Tuesday, July 07, 2015

This isn't (just) about the Pillars of Character Counts!

Twenty one years ago, the APS school board made a deliberate decision to make "character education" part of the curriculum.  Read their unanimous resolution; link.

Of much less consequence; that their choice of model and standards to adopt happened to be Character Counts!.  They made the Pillars of Character Counts!, link, the standards of conduct for students. 

They could have chosen any one of a number of other models.  They chose  CC! in no small part because home town United States Senator Pete Domenici had a bunch of federal dollars to be spread around.

Simultaneous with the adoption of the standards, they became the senior-most role models of those standards.

To their everlasting regret; part of those dollars were spent to train me as a CC! trainer, develop my commitment to Character Counts! and to their stepping up as role models of honest accountability to meaningful standards of conduct and competence within their public service.

When they adopted CC! and trained me, they found themselves accountable, as role models, to higher standards of conduct than they were comfortable with; primarily truth telling.

When the board and superintendent erase the pillars from the student hand book, they aren't just rejecting the Pillars of Character Counts!.  They are rejecting character education period.  Without renouncing it, they are simply rejecting it.

There will be no districtwide effort to develop character in nearly 90,000 of this community's sons and daughters in Albuquerque public schools.

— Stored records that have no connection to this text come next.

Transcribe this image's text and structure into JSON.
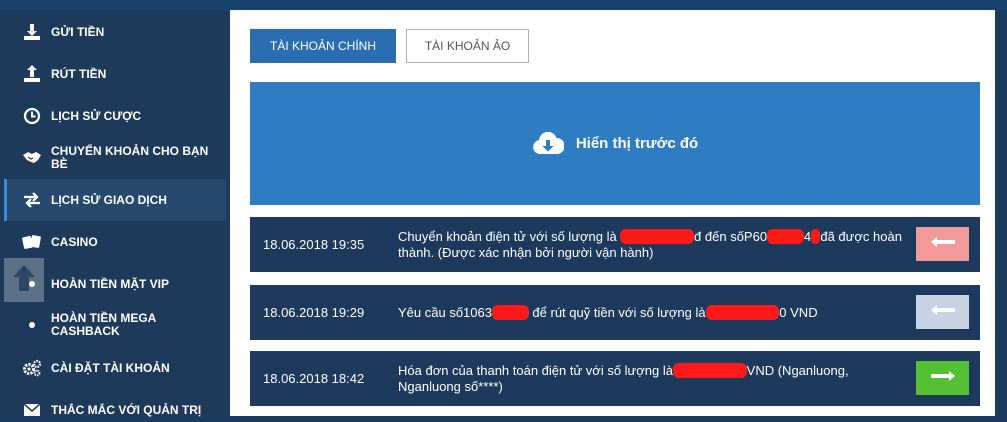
{
  "sidebar": {
    "items": [
      {
        "label": "GỬI TIỀN",
        "icon": "download-icon"
      },
      {
        "label": "RÚT TIỀN",
        "icon": "upload-icon"
      },
      {
        "label": "LỊCH SỬ CƯỢC",
        "icon": "clock-icon"
      },
      {
        "label": "CHUYỂN KHOẢN CHO BẠN BÈ",
        "icon": "transfer-friends-icon"
      },
      {
        "label": "LỊCH SỬ GIAO DỊCH",
        "icon": "swap-arrows-icon"
      },
      {
        "label": "CASINO",
        "icon": "playing-cards-icon"
      },
      {
        "label": "HOÀN TIỀN MẶT VIP",
        "icon": "bullet-icon"
      },
      {
        "label": "HOÀN TIỀN MEGA CASHBACK",
        "icon": "bullet-icon"
      },
      {
        "label": "CÀI ĐẶT TÀI KHOẢN",
        "icon": "gears-icon"
      },
      {
        "label": "THẮC MẮC VỚI QUẢN TRỊ",
        "icon": "envelope-icon"
      }
    ]
  },
  "tabs": {
    "primary": "TÀI KHOẢN CHÍNH",
    "secondary": "TÀI KHOẢN ẢO"
  },
  "show_previous": "Hiển thị trước đó",
  "transactions": [
    {
      "date": "18.06.2018 19:35",
      "parts": [
        "Chuyển khoản điện tử với số lượng là ",
        "████████",
        "đ đến sốP60",
        "████",
        "4",
        "█",
        "đã được hoàn thành. (Được xác nhận bởi người vận hành)"
      ],
      "action": "arrow-left-icon"
    },
    {
      "date": "18.06.2018 19:29",
      "parts": [
        "Yêu cầu số1063",
        "████",
        " để rút quỹ tiền với số lượng là",
        "████████",
        "0 VND"
      ],
      "action": "arrow-left-icon"
    },
    {
      "date": "18.06.2018 18:42",
      "parts": [
        "Hóa đơn của thanh toán điện tử với số lượng là",
        "████████",
        "VND (Nganluong, Nganluong số****)"
      ],
      "action": "arrow-right-icon"
    }
  ],
  "colors": {
    "sidebar_bg": "#1e3a5a",
    "tab_active": "#2a6db0",
    "show_previous_bg": "#2e7cc2",
    "row_bg": "#1d3a5c",
    "action_red": "#f29a9a",
    "action_grey": "#c7d3e2",
    "action_green": "#55c032"
  }
}
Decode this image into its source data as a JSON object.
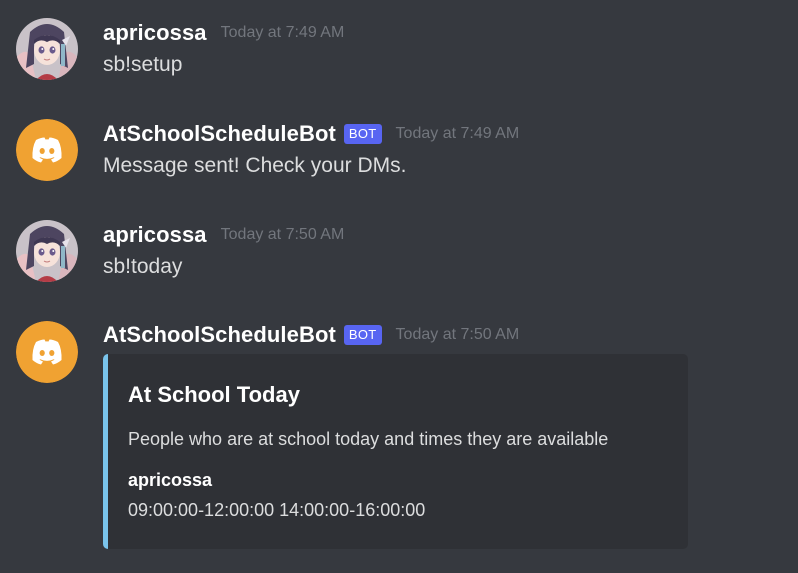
{
  "colors": {
    "background": "#36393f",
    "bot_tag": "#5865f2",
    "bot_avatar": "#f0a232",
    "embed_bar": "#7ac4ec",
    "embed_bg": "#2f3136"
  },
  "messages": [
    {
      "avatar_icon": "anime-girl-avatar-icon",
      "username": "apricossa",
      "timestamp": "Today at 7:49 AM",
      "content": "sb!setup"
    },
    {
      "avatar_icon": "discord-logo-icon",
      "username": "AtSchoolScheduleBot",
      "bot_tag": "BOT",
      "timestamp": "Today at 7:49 AM",
      "content": "Message sent! Check your DMs."
    },
    {
      "avatar_icon": "anime-girl-avatar-icon",
      "username": "apricossa",
      "timestamp": "Today at 7:50 AM",
      "content": "sb!today"
    },
    {
      "avatar_icon": "discord-logo-icon",
      "username": "AtSchoolScheduleBot",
      "bot_tag": "BOT",
      "timestamp": "Today at 7:50 AM",
      "embed": {
        "title": "At School Today",
        "description": "People who are at school today and times they are available",
        "field_name": "apricossa",
        "field_value": "09:00:00-12:00:00 14:00:00-16:00:00"
      }
    }
  ]
}
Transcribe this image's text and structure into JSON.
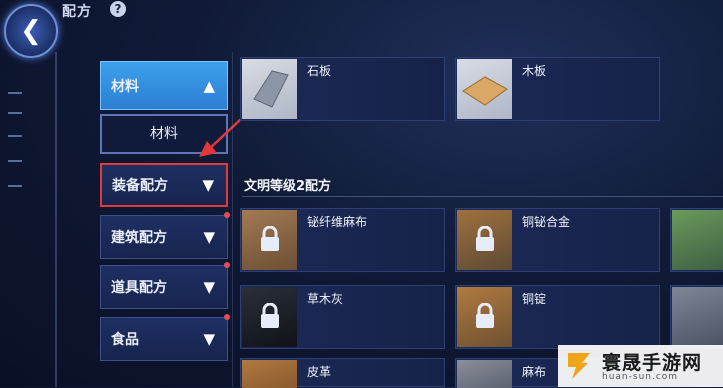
{
  "header": {
    "title": "配方",
    "help": "?",
    "back": "<"
  },
  "sidebar": {
    "materials_label": "材料",
    "materials_sub": "材料",
    "categories": [
      {
        "label": "装备配方",
        "highlighted": true
      },
      {
        "label": "建筑配方",
        "badge": true
      },
      {
        "label": "道具配方",
        "badge": true
      },
      {
        "label": "食品",
        "badge": true
      }
    ]
  },
  "materials": [
    {
      "name": "石板",
      "icon": "stone-slab-icon"
    },
    {
      "name": "木板",
      "icon": "wood-plank-icon"
    }
  ],
  "section": {
    "title": "文明等级2配方",
    "items": [
      {
        "name": "铋纤维麻布",
        "locked": true
      },
      {
        "name": "铜铋合金",
        "locked": true
      },
      {
        "name": "草木灰",
        "locked": true
      },
      {
        "name": "铜锭",
        "locked": true
      },
      {
        "name": "皮革",
        "locked": true
      },
      {
        "name": "麻布",
        "locked": true
      }
    ]
  },
  "colors": {
    "highlight_box": "#e03a3a",
    "selected_tab": "#2b8fe0",
    "background": "#101a36"
  },
  "watermark": {
    "name": "寰晟手游网",
    "url": "huan-sun.com"
  }
}
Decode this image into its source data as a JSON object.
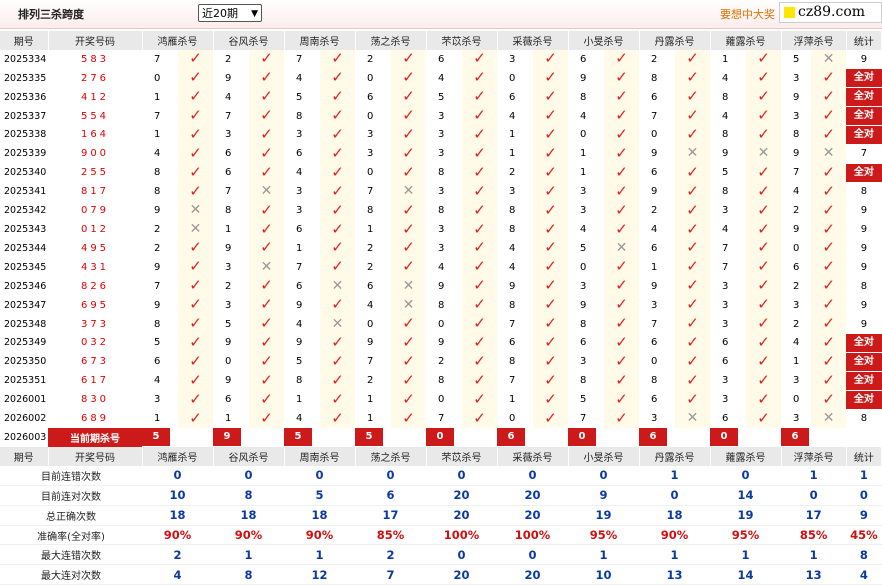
{
  "header": {
    "title": "排列三杀跨度",
    "period_select": "近20期",
    "promo": "要想中大奖",
    "logo": "cz89.com"
  },
  "columns": [
    "期号",
    "开奖号码",
    "鸿雁杀号",
    "谷风杀号",
    "周南杀号",
    "荡之杀号",
    "芣苡杀号",
    "采薇杀号",
    "小旻杀号",
    "丹露杀号",
    "蕹露杀号",
    "浮萍杀号",
    "统计"
  ],
  "rows": [
    {
      "p": "2025334",
      "d": "583",
      "k": [
        [
          "7",
          "c"
        ],
        [
          "2",
          "c"
        ],
        [
          "7",
          "c"
        ],
        [
          "2",
          "c"
        ],
        [
          "6",
          "c"
        ],
        [
          "3",
          "c"
        ],
        [
          "6",
          "c"
        ],
        [
          "2",
          "c"
        ],
        [
          "1",
          "c"
        ],
        [
          "5",
          "x"
        ]
      ],
      "s": "9"
    },
    {
      "p": "2025335",
      "d": "276",
      "k": [
        [
          "0",
          "c"
        ],
        [
          "9",
          "c"
        ],
        [
          "4",
          "c"
        ],
        [
          "0",
          "c"
        ],
        [
          "4",
          "c"
        ],
        [
          "0",
          "c"
        ],
        [
          "9",
          "c"
        ],
        [
          "8",
          "c"
        ],
        [
          "4",
          "c"
        ],
        [
          "3",
          "c"
        ]
      ],
      "s": "全对"
    },
    {
      "p": "2025336",
      "d": "412",
      "k": [
        [
          "1",
          "c"
        ],
        [
          "4",
          "c"
        ],
        [
          "5",
          "c"
        ],
        [
          "6",
          "c"
        ],
        [
          "5",
          "c"
        ],
        [
          "6",
          "c"
        ],
        [
          "8",
          "c"
        ],
        [
          "6",
          "c"
        ],
        [
          "8",
          "c"
        ],
        [
          "9",
          "c"
        ]
      ],
      "s": "全对"
    },
    {
      "p": "2025337",
      "d": "554",
      "k": [
        [
          "7",
          "c"
        ],
        [
          "7",
          "c"
        ],
        [
          "8",
          "c"
        ],
        [
          "0",
          "c"
        ],
        [
          "3",
          "c"
        ],
        [
          "4",
          "c"
        ],
        [
          "4",
          "c"
        ],
        [
          "7",
          "c"
        ],
        [
          "4",
          "c"
        ],
        [
          "3",
          "c"
        ]
      ],
      "s": "全对"
    },
    {
      "p": "2025338",
      "d": "164",
      "k": [
        [
          "1",
          "c"
        ],
        [
          "3",
          "c"
        ],
        [
          "3",
          "c"
        ],
        [
          "3",
          "c"
        ],
        [
          "3",
          "c"
        ],
        [
          "1",
          "c"
        ],
        [
          "0",
          "c"
        ],
        [
          "0",
          "c"
        ],
        [
          "8",
          "c"
        ],
        [
          "8",
          "c"
        ]
      ],
      "s": "全对"
    },
    {
      "p": "2025339",
      "d": "900",
      "k": [
        [
          "4",
          "c"
        ],
        [
          "6",
          "c"
        ],
        [
          "6",
          "c"
        ],
        [
          "3",
          "c"
        ],
        [
          "3",
          "c"
        ],
        [
          "1",
          "c"
        ],
        [
          "1",
          "c"
        ],
        [
          "9",
          "x"
        ],
        [
          "9",
          "x"
        ],
        [
          "9",
          "x"
        ]
      ],
      "s": "7"
    },
    {
      "p": "2025340",
      "d": "255",
      "k": [
        [
          "8",
          "c"
        ],
        [
          "6",
          "c"
        ],
        [
          "4",
          "c"
        ],
        [
          "0",
          "c"
        ],
        [
          "8",
          "c"
        ],
        [
          "2",
          "c"
        ],
        [
          "1",
          "c"
        ],
        [
          "6",
          "c"
        ],
        [
          "5",
          "c"
        ],
        [
          "7",
          "c"
        ]
      ],
      "s": "全对"
    },
    {
      "p": "2025341",
      "d": "817",
      "k": [
        [
          "8",
          "c"
        ],
        [
          "7",
          "x"
        ],
        [
          "3",
          "c"
        ],
        [
          "7",
          "x"
        ],
        [
          "3",
          "c"
        ],
        [
          "3",
          "c"
        ],
        [
          "3",
          "c"
        ],
        [
          "9",
          "c"
        ],
        [
          "8",
          "c"
        ],
        [
          "4",
          "c"
        ]
      ],
      "s": "8"
    },
    {
      "p": "2025342",
      "d": "079",
      "k": [
        [
          "9",
          "x"
        ],
        [
          "8",
          "c"
        ],
        [
          "3",
          "c"
        ],
        [
          "8",
          "c"
        ],
        [
          "8",
          "c"
        ],
        [
          "8",
          "c"
        ],
        [
          "3",
          "c"
        ],
        [
          "2",
          "c"
        ],
        [
          "3",
          "c"
        ],
        [
          "2",
          "c"
        ]
      ],
      "s": "9"
    },
    {
      "p": "2025343",
      "d": "012",
      "k": [
        [
          "2",
          "x"
        ],
        [
          "1",
          "c"
        ],
        [
          "6",
          "c"
        ],
        [
          "1",
          "c"
        ],
        [
          "3",
          "c"
        ],
        [
          "8",
          "c"
        ],
        [
          "4",
          "c"
        ],
        [
          "4",
          "c"
        ],
        [
          "4",
          "c"
        ],
        [
          "9",
          "c"
        ]
      ],
      "s": "9"
    },
    {
      "p": "2025344",
      "d": "495",
      "k": [
        [
          "2",
          "c"
        ],
        [
          "9",
          "c"
        ],
        [
          "1",
          "c"
        ],
        [
          "2",
          "c"
        ],
        [
          "3",
          "c"
        ],
        [
          "4",
          "c"
        ],
        [
          "5",
          "x"
        ],
        [
          "6",
          "c"
        ],
        [
          "7",
          "c"
        ],
        [
          "0",
          "c"
        ]
      ],
      "s": "9"
    },
    {
      "p": "2025345",
      "d": "431",
      "k": [
        [
          "9",
          "c"
        ],
        [
          "3",
          "x"
        ],
        [
          "7",
          "c"
        ],
        [
          "2",
          "c"
        ],
        [
          "4",
          "c"
        ],
        [
          "4",
          "c"
        ],
        [
          "0",
          "c"
        ],
        [
          "1",
          "c"
        ],
        [
          "7",
          "c"
        ],
        [
          "6",
          "c"
        ]
      ],
      "s": "9"
    },
    {
      "p": "2025346",
      "d": "826",
      "k": [
        [
          "7",
          "c"
        ],
        [
          "2",
          "c"
        ],
        [
          "6",
          "x"
        ],
        [
          "6",
          "x"
        ],
        [
          "9",
          "c"
        ],
        [
          "9",
          "c"
        ],
        [
          "3",
          "c"
        ],
        [
          "9",
          "c"
        ],
        [
          "3",
          "c"
        ],
        [
          "2",
          "c"
        ]
      ],
      "s": "8"
    },
    {
      "p": "2025347",
      "d": "695",
      "k": [
        [
          "9",
          "c"
        ],
        [
          "3",
          "c"
        ],
        [
          "9",
          "c"
        ],
        [
          "4",
          "x"
        ],
        [
          "8",
          "c"
        ],
        [
          "8",
          "c"
        ],
        [
          "9",
          "c"
        ],
        [
          "3",
          "c"
        ],
        [
          "3",
          "c"
        ],
        [
          "3",
          "c"
        ]
      ],
      "s": "9"
    },
    {
      "p": "2025348",
      "d": "373",
      "k": [
        [
          "8",
          "c"
        ],
        [
          "5",
          "c"
        ],
        [
          "4",
          "x"
        ],
        [
          "0",
          "c"
        ],
        [
          "0",
          "c"
        ],
        [
          "7",
          "c"
        ],
        [
          "8",
          "c"
        ],
        [
          "7",
          "c"
        ],
        [
          "3",
          "c"
        ],
        [
          "2",
          "c"
        ]
      ],
      "s": "9"
    },
    {
      "p": "2025349",
      "d": "032",
      "k": [
        [
          "5",
          "c"
        ],
        [
          "9",
          "c"
        ],
        [
          "9",
          "c"
        ],
        [
          "9",
          "c"
        ],
        [
          "9",
          "c"
        ],
        [
          "6",
          "c"
        ],
        [
          "6",
          "c"
        ],
        [
          "6",
          "c"
        ],
        [
          "6",
          "c"
        ],
        [
          "4",
          "c"
        ]
      ],
      "s": "全对"
    },
    {
      "p": "2025350",
      "d": "673",
      "k": [
        [
          "6",
          "c"
        ],
        [
          "0",
          "c"
        ],
        [
          "5",
          "c"
        ],
        [
          "7",
          "c"
        ],
        [
          "2",
          "c"
        ],
        [
          "8",
          "c"
        ],
        [
          "3",
          "c"
        ],
        [
          "0",
          "c"
        ],
        [
          "6",
          "c"
        ],
        [
          "1",
          "c"
        ]
      ],
      "s": "全对"
    },
    {
      "p": "2025351",
      "d": "617",
      "k": [
        [
          "4",
          "c"
        ],
        [
          "9",
          "c"
        ],
        [
          "8",
          "c"
        ],
        [
          "2",
          "c"
        ],
        [
          "8",
          "c"
        ],
        [
          "7",
          "c"
        ],
        [
          "8",
          "c"
        ],
        [
          "8",
          "c"
        ],
        [
          "3",
          "c"
        ],
        [
          "3",
          "c"
        ]
      ],
      "s": "全对"
    },
    {
      "p": "2026001",
      "d": "830",
      "k": [
        [
          "3",
          "c"
        ],
        [
          "6",
          "c"
        ],
        [
          "1",
          "c"
        ],
        [
          "1",
          "c"
        ],
        [
          "0",
          "c"
        ],
        [
          "1",
          "c"
        ],
        [
          "5",
          "c"
        ],
        [
          "6",
          "c"
        ],
        [
          "3",
          "c"
        ],
        [
          "0",
          "c"
        ]
      ],
      "s": "全对"
    },
    {
      "p": "2026002",
      "d": "689",
      "k": [
        [
          "1",
          "c"
        ],
        [
          "1",
          "c"
        ],
        [
          "4",
          "c"
        ],
        [
          "1",
          "c"
        ],
        [
          "7",
          "c"
        ],
        [
          "0",
          "c"
        ],
        [
          "7",
          "c"
        ],
        [
          "3",
          "x"
        ],
        [
          "6",
          "c"
        ],
        [
          "3",
          "x"
        ]
      ],
      "s": "8"
    }
  ],
  "current": {
    "p": "2026003",
    "label": "当前期杀号",
    "k": [
      "5",
      "9",
      "5",
      "5",
      "0",
      "6",
      "0",
      "6",
      "0",
      "6"
    ]
  },
  "footer_header": [
    "期号",
    "开奖号码",
    "鸿雁杀号",
    "谷风杀号",
    "周南杀号",
    "荡之杀号",
    "芣苡杀号",
    "采薇杀号",
    "小旻杀号",
    "丹露杀号",
    "蕹露杀号",
    "浮萍杀号",
    "统计"
  ],
  "stats": [
    {
      "label": "目前连错次数",
      "v": [
        "0",
        "0",
        "0",
        "0",
        "0",
        "0",
        "0",
        "1",
        "0",
        "1",
        "1"
      ]
    },
    {
      "label": "目前连对次数",
      "v": [
        "10",
        "8",
        "5",
        "6",
        "20",
        "20",
        "9",
        "0",
        "14",
        "0",
        "0"
      ]
    },
    {
      "label": "总正确次数",
      "v": [
        "18",
        "18",
        "18",
        "17",
        "20",
        "20",
        "19",
        "18",
        "19",
        "17",
        "9"
      ]
    },
    {
      "label": "准确率(全对率)",
      "v": [
        "90%",
        "90%",
        "90%",
        "85%",
        "100%",
        "100%",
        "95%",
        "90%",
        "95%",
        "85%",
        "45%"
      ],
      "pct": true
    },
    {
      "label": "最大连错次数",
      "v": [
        "2",
        "1",
        "1",
        "2",
        "0",
        "0",
        "1",
        "1",
        "1",
        "1",
        "8"
      ]
    },
    {
      "label": "最大连对次数",
      "v": [
        "4",
        "8",
        "12",
        "7",
        "20",
        "20",
        "10",
        "13",
        "14",
        "13",
        "4"
      ]
    }
  ],
  "icons": {
    "check": "check-icon",
    "cross": "cross-icon"
  },
  "colors": {
    "accent": "#cc1a1a",
    "stat_blue": "#0a3aa0",
    "promo": "#e07000"
  }
}
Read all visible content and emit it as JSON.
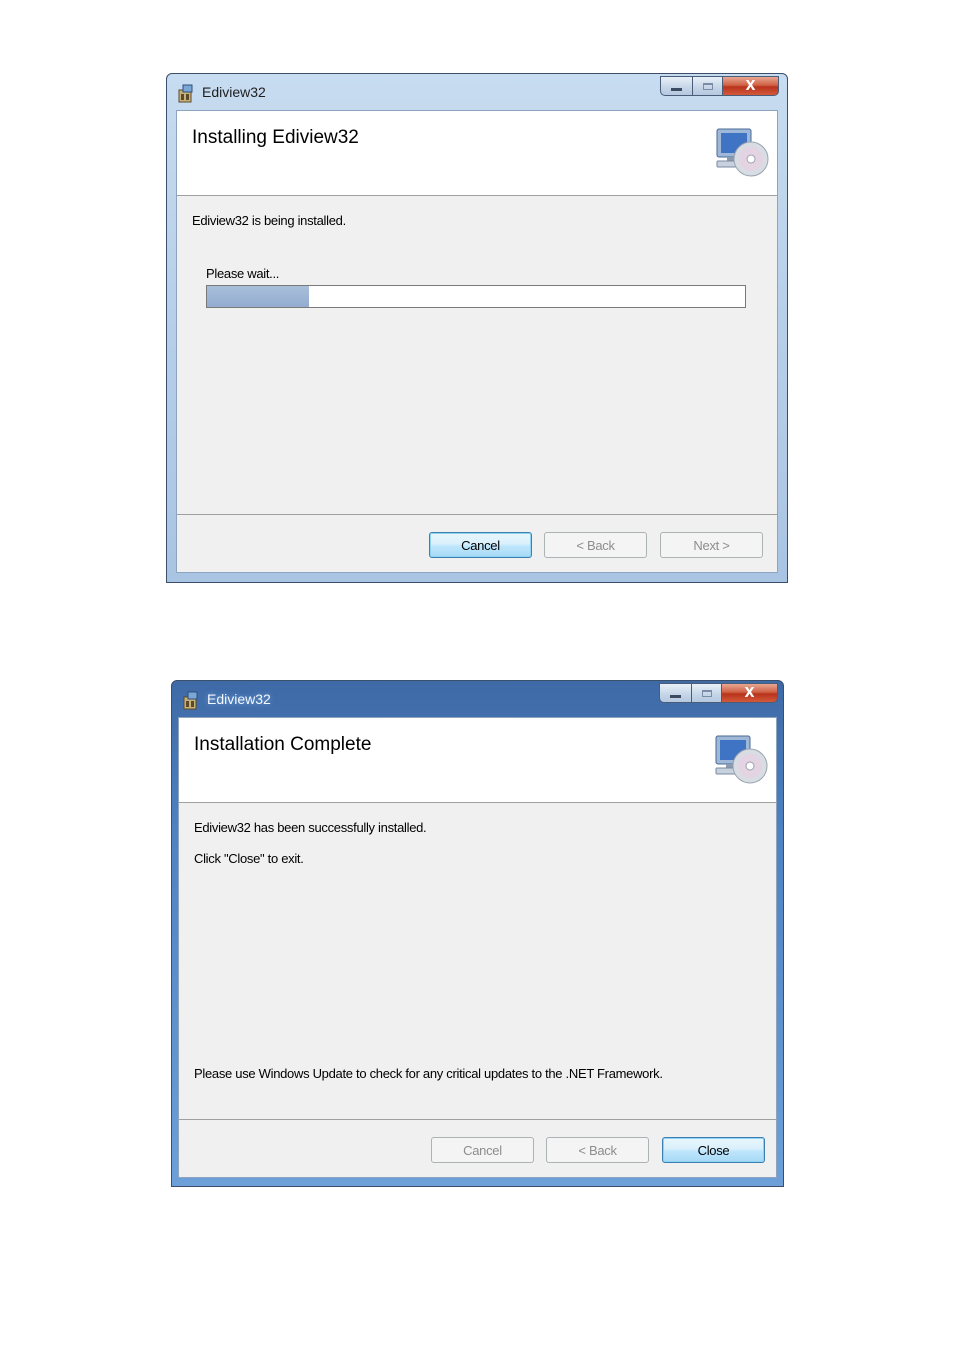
{
  "colors": {
    "progress_fill": "#93acd0",
    "close_button": "#c0391b",
    "client_background": "#f0f0f0"
  },
  "install_window": {
    "title": "Ediview32",
    "heading": "Installing Ediview32",
    "status": "Ediview32 is being installed.",
    "wait_label": "Please wait...",
    "progress_fraction": 0.19,
    "buttons": {
      "cancel": "Cancel",
      "back": "< Back",
      "next": "Next >"
    },
    "icons": [
      "installer-app-icon",
      "computer-with-disc-icon",
      "minimize-icon",
      "maximize-icon",
      "close-icon"
    ]
  },
  "complete_window": {
    "title": "Ediview32",
    "heading": "Installation Complete",
    "message": "Ediview32 has been successfully installed.",
    "instruction": "Click \"Close\" to exit.",
    "update_note": "Please use Windows Update to check for any critical updates to the .NET Framework.",
    "buttons": {
      "cancel": "Cancel",
      "back": "< Back",
      "close": "Close"
    },
    "icons": [
      "installer-app-icon",
      "computer-with-disc-icon",
      "minimize-icon",
      "maximize-icon",
      "close-icon"
    ]
  }
}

The erasure of the Pillars of Character Counts! from the handbook and abandonment of character education and higher standards of conduct for students is the final tether they must cut.  Their need is to extricate themselves from accountability to higher standards of conduct.

They began by striking their role modeling clause;

in no case shall the standards of conduct for an adult
be lower than the standards for students.
Their poor eagle will have no place
to perch when the Pillars disappear.

Despite their abdication as role models and accountability to the Pillars of Character Counts!, the pillars continue to adorn district stationary and the sides of their police cars.

All of that goes away when they get together Wednesday to change the rules.

It's not so much that they're changing the rules.  The rules need changing.  The double standards they have in place are categorically unacceptable.  It's that they could eliminate the double standards by raising their own; accepting honest to God accountability to the same standards they establish and enforce upon students.

It is not so much that they are changing the rules,
as it is that that their process ignores the rights of stake and interest holders to participate meaningfully in decision making that affected their interests.  Their process ignores the rights of teachers who have between them nearly a hundred thousand years of teaching experience.

Journal Editor Kent Walz
The crisis becomes a scandal of monumental proportion when the Journal and NMBA affiliate "news" outlets decide to let it slide.

The lowering standards of conduct for an entire school district is newsworthy by any reasonable measure.

The abandonment of any districtwide effort to develop good character is too important an issue to keep from public discourse.  Keeping it from open and honest, two-way public discourse is as inexcusable as it is inexplicable.

Were all that not bad enough;
  • APS Supt. Luis Valentino's new handbook retains the weasel clause verbatim; 
nothing in the following is intended to prevent an ... 
administrator from using his/her best judgment 
with respect to a particular situation.
Administrators can do anything they want and chalk it up to best judgement.  Their decision is not subject to examination or review; it is simply their best judgment. 
It means all of the consequences for deliberate misconduct, promised in the Student Behavior Handbook, didn't really have to be meted out.  It creates a conflict of interests for administrators who are expected to not report discipline problems.  A lot of teachers feel like a lot of administrators don't adequately consequence even chronically disruptive students.
  • The handbook now reads in significant part;
suggested amendments or additions (to the handbook) may be submitted by ... other interested persons for consideration.
That language will be struck.  The administration will take care of any amendments and additions by means of a committee they have formed.
  • The introduction to the new handbook, penned by Luis Valentino is written above a 12th grade reading level (12.3 as far as I am able to determine).  The changes he proposes don't appear to lower the readability of the handbook itself which is over 14th grade. 

    Valentino writes; the Student Handbook is designed to be a useful resource for students and parents ...  Who exactly, does he think is going to read it?
aps image
Valentino ends by looking forward to "taking the district to higher level of excellence".

Lowering standards and accountability for students and adults seems like an exceedingly bad choice for a first step.